Twitter’s Anomaly Detection was originally built in R, and python packages that reproduce it tend to require dependencies on R as well.

Well, not this one! Check out https://github.com/wdm0006/pyculiarity

Amazing stuff.

I downloaded some ec2 cpu utilisation data with anomalies from the Numenta Anomaly Benchmark (NAB) https://www.kaggle.com/boltzmannbrain/nab/data, pip installed pyculiar and BOOM - with a few lines of code:


import pandas as pd
import numpy as np
from pyculiarity import detect_ts
import matplotlib.pyplot as plt
%matplotlib inline

# read in data
cpu_util = pd.read_csv('ec2_cpu_utilization_24ae8d.csv')

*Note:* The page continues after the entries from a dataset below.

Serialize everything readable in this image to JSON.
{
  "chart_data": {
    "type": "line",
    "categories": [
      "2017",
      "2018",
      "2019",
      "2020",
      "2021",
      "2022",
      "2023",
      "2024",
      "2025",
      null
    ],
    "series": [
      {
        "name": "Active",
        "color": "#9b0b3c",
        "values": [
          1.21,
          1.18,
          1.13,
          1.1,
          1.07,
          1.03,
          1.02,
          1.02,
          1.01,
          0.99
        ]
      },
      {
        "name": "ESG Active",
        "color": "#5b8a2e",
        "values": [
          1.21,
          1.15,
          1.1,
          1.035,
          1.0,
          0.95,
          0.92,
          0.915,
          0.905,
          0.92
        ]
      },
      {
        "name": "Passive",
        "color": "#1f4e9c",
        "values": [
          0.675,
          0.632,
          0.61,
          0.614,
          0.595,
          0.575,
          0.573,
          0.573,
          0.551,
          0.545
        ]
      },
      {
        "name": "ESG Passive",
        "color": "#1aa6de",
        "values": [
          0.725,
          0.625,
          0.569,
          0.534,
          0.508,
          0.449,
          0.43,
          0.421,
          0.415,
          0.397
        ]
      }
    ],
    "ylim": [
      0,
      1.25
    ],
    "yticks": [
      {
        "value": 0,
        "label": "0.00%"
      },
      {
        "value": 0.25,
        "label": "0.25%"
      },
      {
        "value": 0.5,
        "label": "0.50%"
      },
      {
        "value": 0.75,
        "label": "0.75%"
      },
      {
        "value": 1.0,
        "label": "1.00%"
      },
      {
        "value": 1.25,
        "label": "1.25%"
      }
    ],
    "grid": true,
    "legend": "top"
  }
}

# convert timestamp string to datetime, then to unix timestamp integer
cpu_util['timestamp'] = pd.to_datetime(cpu_util['timestamp'])
cpu_util['timestamp'] = cpu_util['timestamp'].astype(np.int64) // 10**9

# run the model
results = detect_ts(cpu_util, max_anoms=0.005, alpha=0.001, direction='both')

# format the unix timestamp integer back to datetime
cpu_util['timestamp'] = pd.to_datetime(cpu_util['timestamp'])

# plot the graphs
f, ax = plt.subplots(2, 1, sharex=True, figsize=(20, 10))

ax[0].plot(cpu_util['timestamp'], cpu_util['value'], 'b')
ax[0].plot(results['anoms'].index, results['anoms']['anoms'], 'ro')
ax[0].set_title('Detected Anomalies')
ax[0].set_ylabel('Value')

ax[1].plot(results['anoms'].index, results['anoms']['anoms'], 'b')
ax[1].set_xlabel('Time Stamp')
ax[1].set_ylabel('Anomaly Magnitude')

# save the plot
plt.savefig('aws.png')